Elsewhere in resources, uranium hopeful Bannerman Resources is reportedly set to reveal a 22.5c per share capital raising today, putting a big bullet in the 61c per share takeover offer from Sichuan Hanlong Group. According to The Australian Financial Review, GMP Securities is set to seek to raise up to $20 million for Bannerman as serious doubts continue to linger over Hanlong’s ability to get finance approval for its bid. Meanwhile, capital raisings are also set for Independence Group and Kagara Mining.
NewSat’s quest to become a satellite owner has been given a boost after the company signed a 10-year, $US67.2 million, pre-launch contract with an unnamed "leading Middle Eastern telecommunications provider”. It brings NewSat’s total pre-launch contracts for its Jabiru satellite program to $US346 million.
Freight and logistics company Qube, led by former Patrick boss Chris Corrigan, has just busted into the ASX200 and to celebrate it has announced an $85 million placement. Fifty million was to key shareholders Carlyle Infrastructure Partners, which should increase its stake in Qube to around 15 per cent.

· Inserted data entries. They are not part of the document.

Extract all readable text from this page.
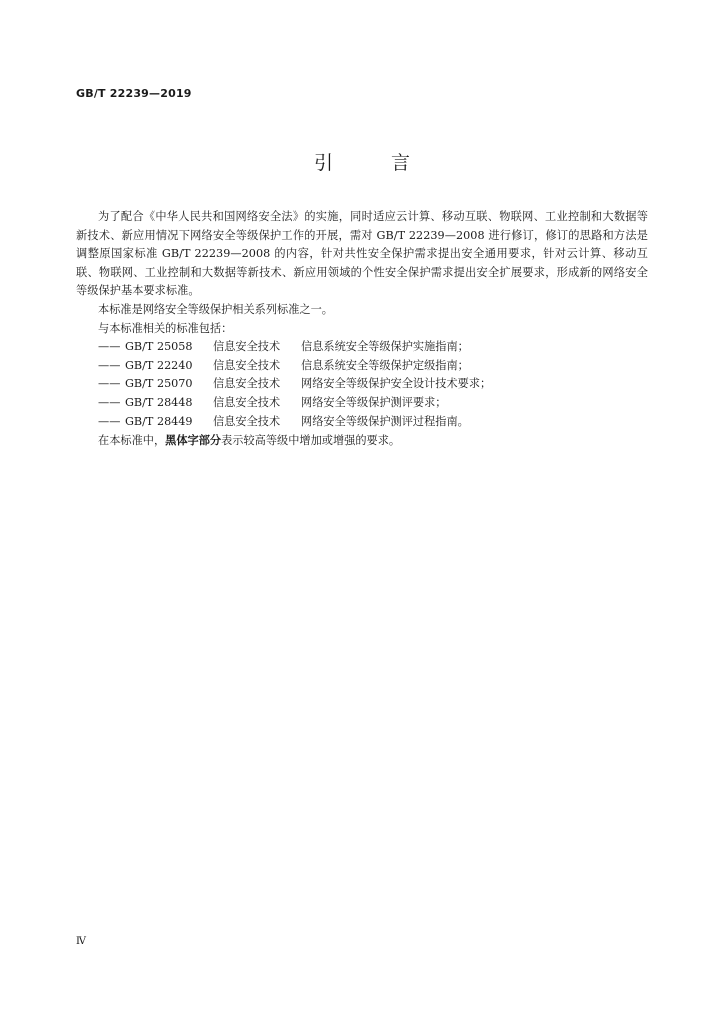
GB/T 22239—2019
引 言

为了配合《中华人民共和国网络安全法》的实施，同时适应云计算、移动互联、物联网、工业控制和大数据等新技术、新应用情况下网络安全等级保护工作的开展，需对 GB/T 22239—2008 进行修订，修订的思路和方法是调整原国家标准 GB/T 22239—2008 的内容，针对共性安全保护需求提出安全通用要求，针对云计算、移动互联、物联网、工业控制和大数据等新技术、新应用领域的个性安全保护需求提出安全扩展要求，形成新的网络安全等级保护基本要求标准。

本标准是网络安全等级保护相关系列标准之一。

与本标准相关的标准包括：

—— GB/T 25058 信息安全技术 信息系统安全等级保护实施指南；
—— GB/T 22240 信息安全技术 信息系统安全等级保护定级指南；
—— GB/T 25070 信息安全技术 网络安全等级保护安全设计技术要求；
—— GB/T 28448 信息安全技术 网络安全等级保护测评要求；
—— GB/T 28449 信息安全技术 网络安全等级保护测评过程指南。

在本标准中，黑体字部分表示较高等级中增加或增强的要求。

Ⅳ
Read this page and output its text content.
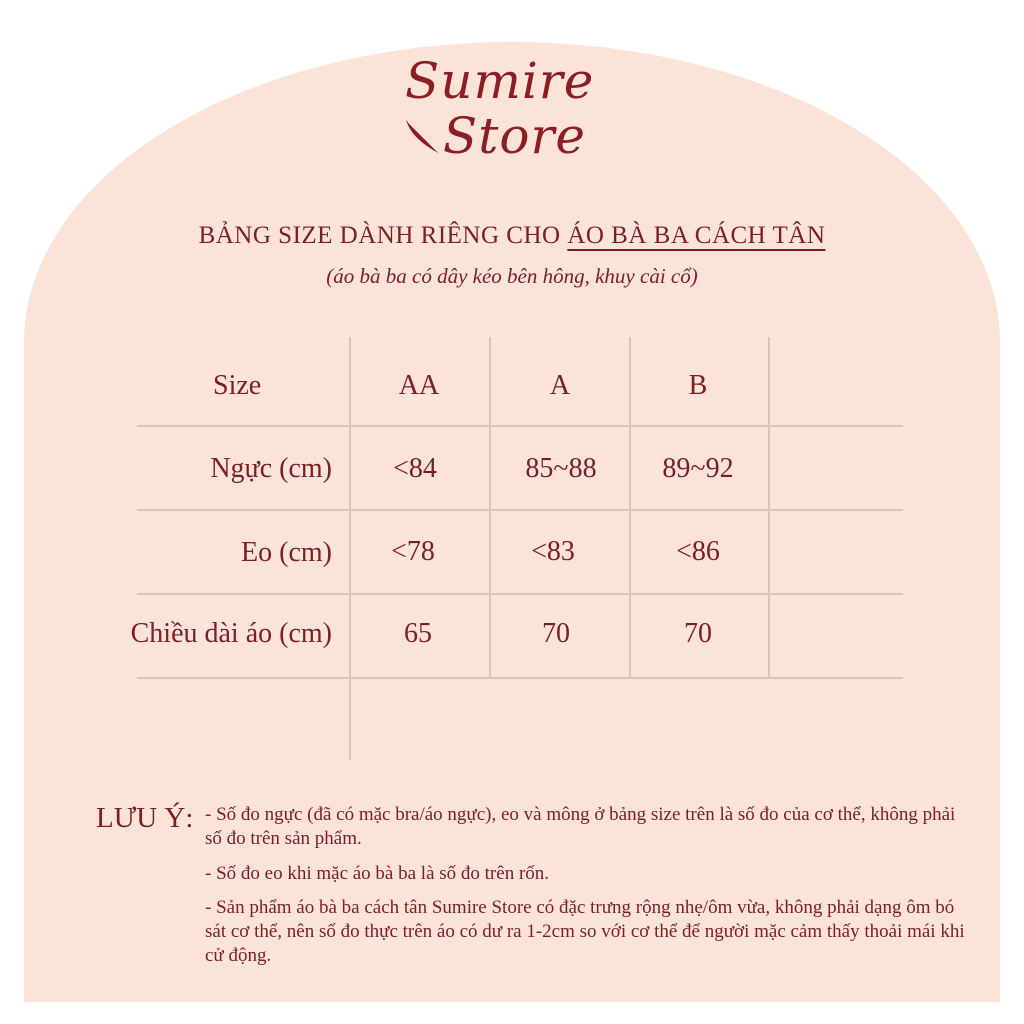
Sumire
Store
BẢNG SIZE DÀNH RIÊNG CHO ÁO BÀ BA CÁCH TÂN
(áo bà ba có dây kéo bên hông, khuy cài cổ)
Size	AA	A	B
Ngực (cm)	<84	85~88	89~92
Eo (cm)	<78	<83	<86
Chiều dài áo (cm)	65	70	70
LƯU Ý: - Số đo ngực (đã có mặc bra/áo ngực), eo và mông ở bảng size trên là số đo của cơ thể, không phải số đo trên sản phẩm.
- Số đo eo khi mặc áo bà ba là số đo trên rốn.
- Sản phẩm áo bà ba cách tân Sumire Store có đặc trưng rộng nhẹ/ôm vừa, không phải dạng ôm bó sát cơ thể, nên số đo thực trên áo có dư ra 1-2cm so với cơ thể để người mặc cảm thấy thoải mái khi cử động.
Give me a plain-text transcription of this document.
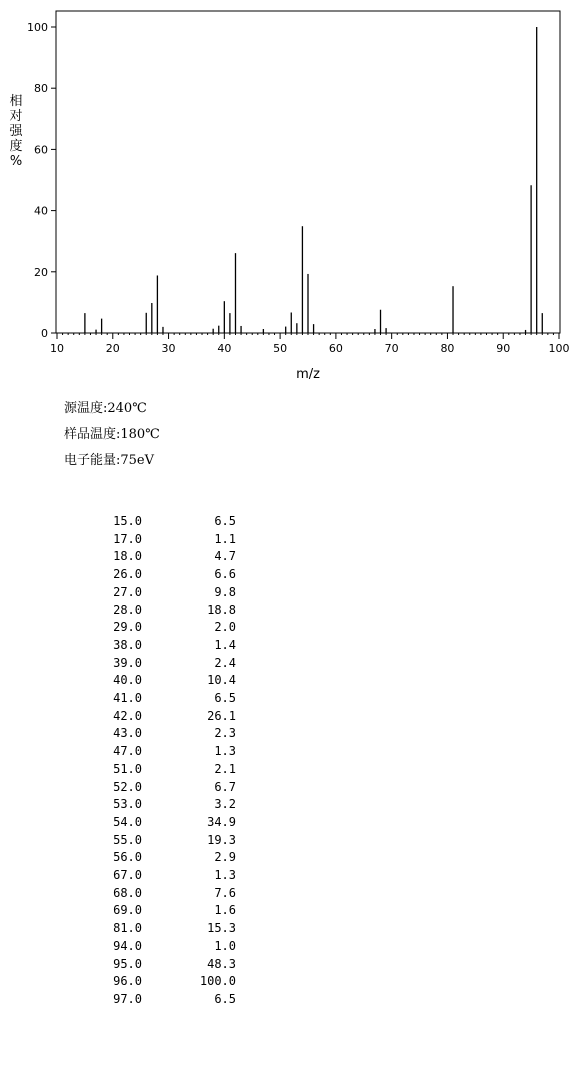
10	20	30	40	50	60	70	80	90	100
0
20
40
60
80
100
m/z
相
对
强
度
%
源温度:240℃
样品温度:180℃
电子能量:75eV
15.0	6.5
17.0	1.1
18.0	4.7
26.0	6.6
27.0	9.8
28.0	18.8
29.0	2.0
38.0	1.4
39.0	2.4
40.0	10.4
41.0	6.5
42.0	26.1
43.0	2.3
47.0	1.3
51.0	2.1
52.0	6.7
53.0	3.2
54.0	34.9
55.0	19.3
56.0	2.9
67.0	1.3
68.0	7.6
69.0	1.6
81.0	15.3
94.0	1.0
95.0	48.3
96.0	100.0
97.0	6.5
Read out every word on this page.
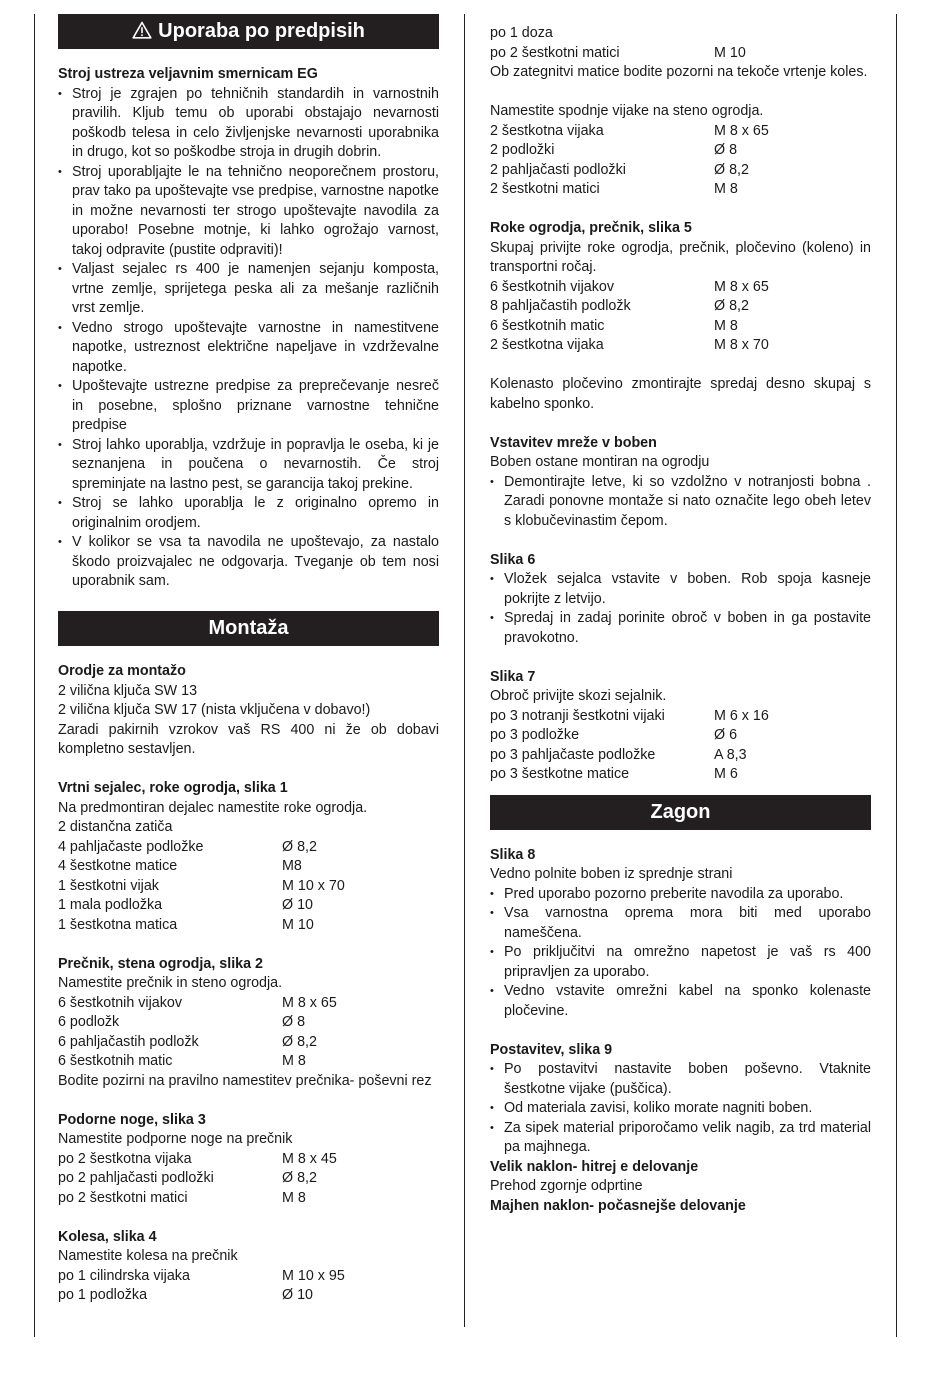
Uporaba po predpisih
Stroj ustreza veljavnim smernicam EG
• Stroj je zgrajen po tehničnih standardih in varnostnih pravilih. Kljub temu ob uporabi obstajajo nevarnosti poškodb telesa in celo življenjske nevarnosti uporabnika in drugo, kot so poškodbe stroja in drugih dobrin.
• Stroj uporabljajte le na tehnično neoporečnem prostoru, prav tako pa upoštevajte vse predpise, varnostne napotke in možne nevarnosti ter strogo upoštevajte navodila za uporabo! Posebne motnje, ki lahko ogrožajo varnost, takoj odpravite (pustite odpraviti)!
• Valjast sejalec rs 400 je namenjen sejanju komposta, vrtne zemlje, sprijetega peska ali za mešanje različnih vrst zemlje.
• Vedno strogo upoštevajte varnostne in namestitvene napotke, ustreznost električne napeljave in vzdrževalne napotke.
• Upoštevajte ustrezne predpise za preprečevanje nesreč in posebne, splošno priznane varnostne tehnične predpise
• Stroj lahko uporablja, vzdržuje in popravlja le oseba, ki je seznanjena in poučena o nevarnostih. Če stroj spreminjate na lastno pest, se garancija takoj prekine.
• Stroj se lahko uporablja le z originalno opremo in originalnim orodjem.
• V kolikor se vsa ta navodila ne upoštevajo, za nastalo škodo proizvajalec ne odgovarja. Tveganje ob tem nosi uporabnik sam.
Montaža
Orodje za montažo
2 vilična ključa SW 13
2 vilična ključa SW 17 (nista vključena v dobavo!)
Zaradi pakirnih vzrokov vaš RS 400 ni že ob dobavi kompletno sestavljen.
Vrtni sejalec, roke ogrodja, slika 1
Na predmontiran dejalec namestite roke ogrodja.
2 distančna zatiča
4 pahljačaste podložke	Ø 8,2
4 šestkotne matice	M8
1 šestkotni vijak	M 10 x 70
1 mala podložka	Ø 10
1 šestkotna matica	M 10
Prečnik, stena ogrodja, slika 2
Namestite prečnik in steno ogrodja.
6 šestkotnih vijakov	M 8 x 65
6 podložk	Ø 8
6 pahljačastih podložk	Ø 8,2
6 šestkotnih matic	M 8
Bodite pozirni na pravilno namestitev prečnika- poševni rez
Podorne noge, slika 3
Namestite podporne noge na prečnik
po 2 šestkotna vijaka	M 8 x 45
po 2 pahljačasti podložki	Ø 8,2
po 2 šestkotni matici	M 8
Kolesa, slika 4
Namestite kolesa na prečnik
po 1 cilindrska vijaka	M 10 x 95
po 1 podložka	Ø 10
po 1 doza
po 2 šestkotni matici	M 10
Ob zategnitvi matice bodite pozorni na tekoče vrtenje koles.
Namestite spodnje vijake na steno ogrodja.
2 šestkotna vijaka	M 8 x 65
2 podložki	Ø 8
2 pahljačasti podložki	Ø 8,2
2 šestkotni matici	M 8
Roke ogrodja, prečnik, slika 5
Skupaj privijte roke ogrodja, prečnik, pločevino (koleno) in transportni ročaj.
6 šestkotnih vijakov	M 8 x 65
8 pahljačastih podložk	Ø 8,2
6 šestkotnih matic	M 8
2 šestkotna vijaka	M 8 x 70
Kolenasto pločevino zmontirajte spredaj desno skupaj s kabelno sponko.
Vstavitev mreže v boben
Boben ostane montiran na ogrodju
• Demontirajte letve, ki so vzdolžno v notranjosti bobna . Zaradi ponovne montaže si nato označite lego obeh letev s klobučevinastim čepom.
Slika 6
• Vložek sejalca vstavite v boben. Rob spoja kasneje pokrijte z letvijo.
• Spredaj in zadaj porinite obroč v boben in ga postavite pravokotno.
Slika 7
Obroč privijte skozi sejalnik.
po 3 notranji šestkotni vijaki	M 6 x 16
po 3 podložke	Ø 6
po 3 pahljačaste podložke	A 8,3
po 3 šestkotne matice	M 6
Zagon
Slika 8
Vedno polnite boben iz sprednje strani
• Pred uporabo pozorno preberite navodila za uporabo.
• Vsa varnostna oprema mora biti med uporabo nameščena.
• Po priključitvi na omrežno napetost je vaš rs 400 pripravljen za uporabo.
• Vedno vstavite omrežni kabel na sponko kolenaste pločevine.
Postavitev, slika 9
• Po postavitvi nastavite boben poševno. Vtaknite šestkotne vijake (puščica).
• Od materiala zavisi, koliko morate nagniti boben.
• Za sipek material priporočamo velik nagib, za trd material pa majhnega.
Velik naklon- hitrej e delovanje
Prehod zgornje odprtine
Majhen naklon- počasnejše delovanje
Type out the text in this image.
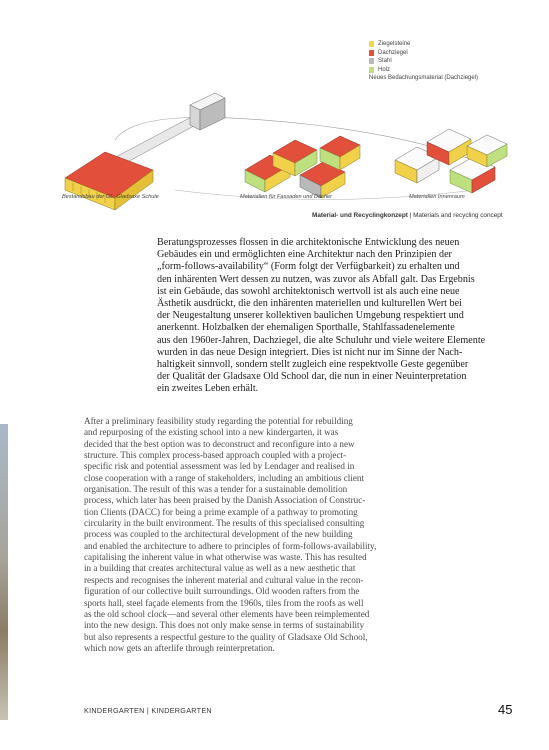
Ziegelsteine
Dachziegel
Stahl
Holz
Neues Bedachungsmaterial (Dachziegel)
Bestandsbau der GL. Gladsaxe Schule	Materialien für Fassaden und Dächer	Materialien Innenraum
Material- und Recyclingkonzept | Materials and recycling concept
Beratungsprozesses flossen in die architektonische Entwicklung des neuen
Gebäudes ein und ermöglichten eine Architektur nach den Prinzipien der
„form-follows-availability“ (Form folgt der Verfügbarkeit) zu erhalten und
den inhärenten Wert dessen zu nutzen, was zuvor als Abfall galt. Das Ergebnis
ist ein Gebäude, das sowohl architektonisch wertvoll ist als auch eine neue
Ästhetik ausdrückt, die den inhärenten materiellen und kulturellen Wert bei
der Neugestaltung unserer kollektiven baulichen Umgebung respektiert und
anerkennt. Holzbalken der ehemaligen Sporthalle, Stahlfassadenelemente
aus den 1960er-Jahren, Dachziegel, die alte Schuluhr und viele weitere Elemente
wurden in das neue Design integriert. Dies ist nicht nur im Sinne der Nach-
haltigkeit sinnvoll, sondern stellt zugleich eine respektvolle Geste gegenüber
der Qualität der Gladsaxe Old School dar, die nun in einer Neuinterpretation
ein zweites Leben erhält.
After a preliminary feasibility study regarding the potential for rebuilding
and repurposing of the existing school into a new kindergarten, it was
decided that the best option was to deconstruct and reconfigure into a new
structure. This complex process-based approach coupled with a project-
specific risk and potential assessment was led by Lendager and realised in
close cooperation with a range of stakeholders, including an ambitious client
organisation. The result of this was a tender for a sustainable demolition
process, which later has been praised by the Danish Association of Construc-
tion Clients (DACC) for being a prime example of a pathway to promoting
circularity in the built environment. The results of this specialised consulting
process was coupled to the architectural development of the new building
and enabled the architecture to adhere to principles of form-follows-availability,
capitalising the inherent value in what otherwise was waste. This has resulted
in a building that creates architectural value as well as a new aesthetic that
respects and recognises the inherent material and cultural value in the recon-
figuration of our collective built surroundings. Old wooden rafters from the
sports hall, steel façade elements from the 1960s, tiles from the roofs as well
as the old school clock—and several other elements have been reimplemented
into the new design. This does not only make sense in terms of sustainability
but also represents a respectful gesture to the quality of Gladsaxe Old School,
which now gets an afterlife through reinterpretation.
KINDERGARTEN | KINDERGARTEN	45
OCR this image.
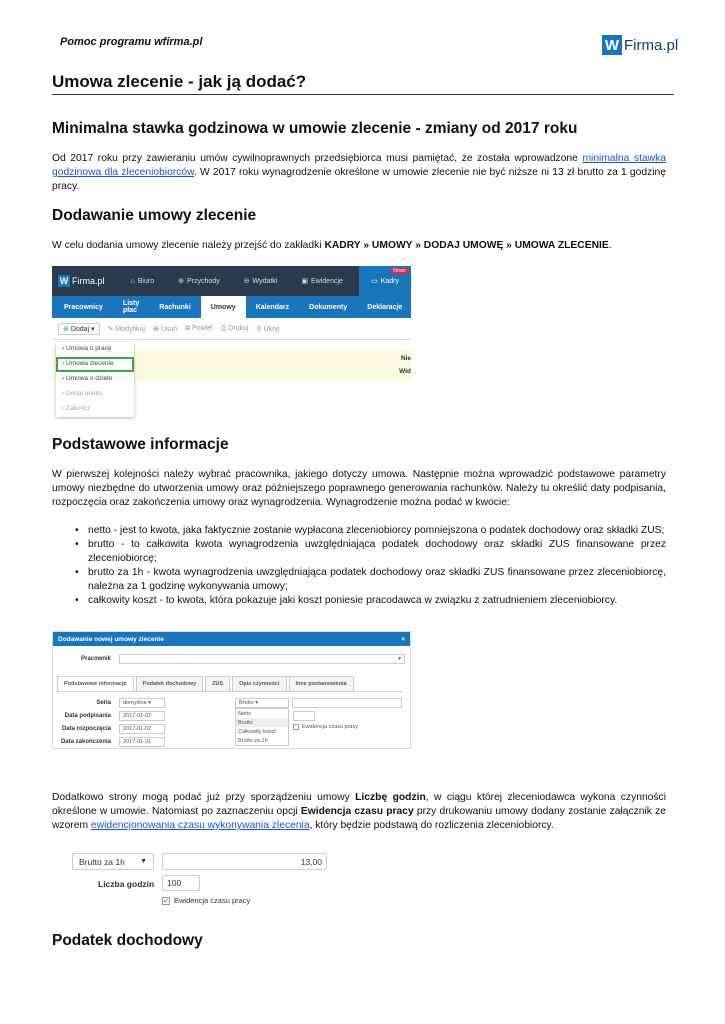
Pomoc programu wfirma.pl	W Firma.pl
Umowa zlecenie - jak ją dodać?
Minimalna stawka godzinowa w umowie zlecenie - zmiany od 2017 roku

Od 2017 roku przy zawieraniu umów cywilnoprawnych przedsiębiorca musi pamiętać, że została wprowadzone minimalna stawka godzinowa dla zleceniobiorców. W 2017 roku wynagrodzenie określone w umowie zlecenie nie być niższe ni 13 zł brutto za 1 godzinę pracy.

Dodawanie umowy zlecenie

W celu dodania umowy zlecenie należy przejść do zakładki KADRY » UMOWY » DODAJ UMOWĘ » UMOWA ZLECENIE.

W Firma.pl	⌂ Biuro	⊕ Przychody	⊖ Wydatki	▣ Ewidencje	▭ Kadry
Nowe
Pracownicy	Listy płac	Rachunki	Umowy	Kalendarz	Dokumenty	Deklaracje
⊕ Dodaj ▾	✎ Modyfikuj ⊖ Usuń ⧉ Powiel ⎙ Drukuj ⚲ Ukryj
Nie
Wid
› Umowa o pracę
› Umowa zlecenie
› Umowa o dzieło
› Dodaj aneks
› Zakończ
Podstawowe informacje

W pierwszej kolejności należy wybrać pracownika, jakiego dotyczy umowa. Następnie można wprowadzić podstawowe parametry umowy niezbędne do utworzenia umowy oraz późniejszego poprawnego generowania rachunków. Należy tu określić daty podpisania, rozpoczęcia oraz zakończenia umowy oraz wynagrodzenia. Wynagrodzenie można podać w kwocie:

• netto - jest to kwota, jaka faktycznie zostanie wypłacona zleceniobiorcy pomniejszona o podatek dochodowy oraz składki ZUS;
• brutto - to całkowita kwota wynagrodzenia uwzględniająca podatek dochodowy oraz składki ZUS finansowane przez zleceniobiorcę;
• brutto za 1h - kwota wynagrodzenia uwzględniająca podatek dochodowy oraz składki ZUS finansowane przez zleceniobiorcę, należna za 1 godzinę wykonywania umowy;
• całkowity koszt - to kwota, która pokazuje jaki koszt poniesie pracodawca w związku z zatrudnieniem zleceniobiorcy.
Dodawanie nowej umowy zlecenie	×
Pracownik	▾
Podstawowe informacje	Podatek dochodowy	ZUS	Opis czynności	Inne postanowienia
Seria domyślna ▾
Data podpisania	2017-01-02
Data rozpoczęcia	2017-01-02
Data zakończenia	2017-01-31
Brutto ▾
Netto
Brutto
Całkowity koszt
Brutto za 1h
Ewidencja czasu pracy

Dodatkowo strony mogą podać już przy sporządzeniu umowy Liczbę godzin, w ciągu której zleceniodawca wykona czynności określone w umowie. Natomiast po zaznaczeniu opcji Ewidencja czasu pracy przy drukowaniu umowy dodany zostanie załącznik ze wzorem ewidencjonowania czasu wykonywania zlecenia, który będzie podstawą do rozliczenia zleceniobiorcy.

Brutto za 1h ▼	13,00
Liczba godzin	100
✓ Ewidencja czasu pracy
Podatek dochodowy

Meanwhile, The Australian Financial Review reports a last-minute disappointment for Telstra Super, after its $180 million offer for a stake in Flinders Ports was snatched away from it by State Super NSW. The newspaper says both State Super NSW and existing MTAA shareholders are advised by Access Capital Partners, and State Super NSW exercised pre-emptive rights on MTAA’s behalf to muscle Telstra Super out of the picture. And finally, the same newspaper says Victoria Funds Management Corporation has handed management of its $1.5 billion private equity portfolio over to QIC.